Now Theorem 4.3 of the paper claims that if $U_*\to X$ is a a hypercover then the maps $\text{hocolim}U_*\to |U_*|\to X$ are all weak equivalences. In the proof it says that "the simplicial object $U_*$ is Reedy cofibrant since it has free degeneracies,"

It is clear that the Cech nerve of an open cover has free degeneracies. My question is: is it also true for any hypercover in the topological setting?

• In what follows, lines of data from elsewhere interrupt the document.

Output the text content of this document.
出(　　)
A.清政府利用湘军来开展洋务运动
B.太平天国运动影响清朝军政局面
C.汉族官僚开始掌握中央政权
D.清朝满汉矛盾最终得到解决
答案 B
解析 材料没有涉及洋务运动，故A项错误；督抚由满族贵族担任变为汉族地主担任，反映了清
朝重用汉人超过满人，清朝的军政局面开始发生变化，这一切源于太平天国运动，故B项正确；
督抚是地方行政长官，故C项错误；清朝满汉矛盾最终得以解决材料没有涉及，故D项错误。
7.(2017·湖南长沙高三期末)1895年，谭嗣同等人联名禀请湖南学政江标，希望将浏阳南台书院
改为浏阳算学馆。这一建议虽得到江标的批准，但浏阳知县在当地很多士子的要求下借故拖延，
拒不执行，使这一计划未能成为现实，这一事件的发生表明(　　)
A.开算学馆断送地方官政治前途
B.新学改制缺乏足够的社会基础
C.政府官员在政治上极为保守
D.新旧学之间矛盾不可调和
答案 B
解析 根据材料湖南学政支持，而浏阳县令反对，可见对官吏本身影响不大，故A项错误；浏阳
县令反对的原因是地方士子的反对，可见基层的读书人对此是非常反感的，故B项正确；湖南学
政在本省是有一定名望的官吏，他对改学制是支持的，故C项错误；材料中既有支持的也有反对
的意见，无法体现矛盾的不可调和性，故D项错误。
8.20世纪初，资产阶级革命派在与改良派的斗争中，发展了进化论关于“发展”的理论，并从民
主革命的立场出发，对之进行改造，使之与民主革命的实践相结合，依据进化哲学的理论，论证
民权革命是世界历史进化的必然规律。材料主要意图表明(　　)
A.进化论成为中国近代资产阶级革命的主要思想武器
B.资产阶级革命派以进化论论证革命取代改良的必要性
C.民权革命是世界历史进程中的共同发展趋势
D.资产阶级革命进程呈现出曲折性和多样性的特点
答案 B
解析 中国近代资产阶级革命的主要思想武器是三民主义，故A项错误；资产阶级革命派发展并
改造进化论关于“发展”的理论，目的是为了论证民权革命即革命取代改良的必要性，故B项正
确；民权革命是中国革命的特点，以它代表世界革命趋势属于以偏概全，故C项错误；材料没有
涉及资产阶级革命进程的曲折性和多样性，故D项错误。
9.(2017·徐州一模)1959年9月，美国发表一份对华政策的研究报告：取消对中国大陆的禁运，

• Don't know the answer, but: if I'm understanding the definition of hypercover, it seems to induce a simplicial object in the topos generated by open Sets of $X$, with an epimorphism property at every level; D+I have arranged their definition the other way around, starting with sSpaces over X and then paring down what kind of Spaces are in each level. Aug 4, 2015 at 20:51
• @JesseC.McKeown That is correct. In topos-theoretic language, my argument amounts to the observation that a sheaf whose espace étalé is Hausdorff is a decidable object, i.e. $A \times A \cong \Delta_A \amalg B$, where $\Delta_A$ is the diagonal; a simplicial sheaf that is degreewise decidable will then have free degeneracies. Aug 4, 2015 at 23:48

Here is a proof for the case where $X$ is a Hausdorff space. Note that each $U_n$ is also Hausdorff in this case.
A standard argument shows that the face operators of $U_\bullet$ are (surjective) local homeomorphisms, so the degeneracy operators of $U_\bullet$ are open embeddings. On the other hand, degeneracy operators are split monomorphisms, and any split monomorphism in the category of Hausdorff spaces is a closed embedding. Thus, the image of any degeneracy operator of $U_\bullet$ is a "direct summand" (i.e. clopen subspace). It more or less follows that $U_n$ decomposes according to the formula you stated.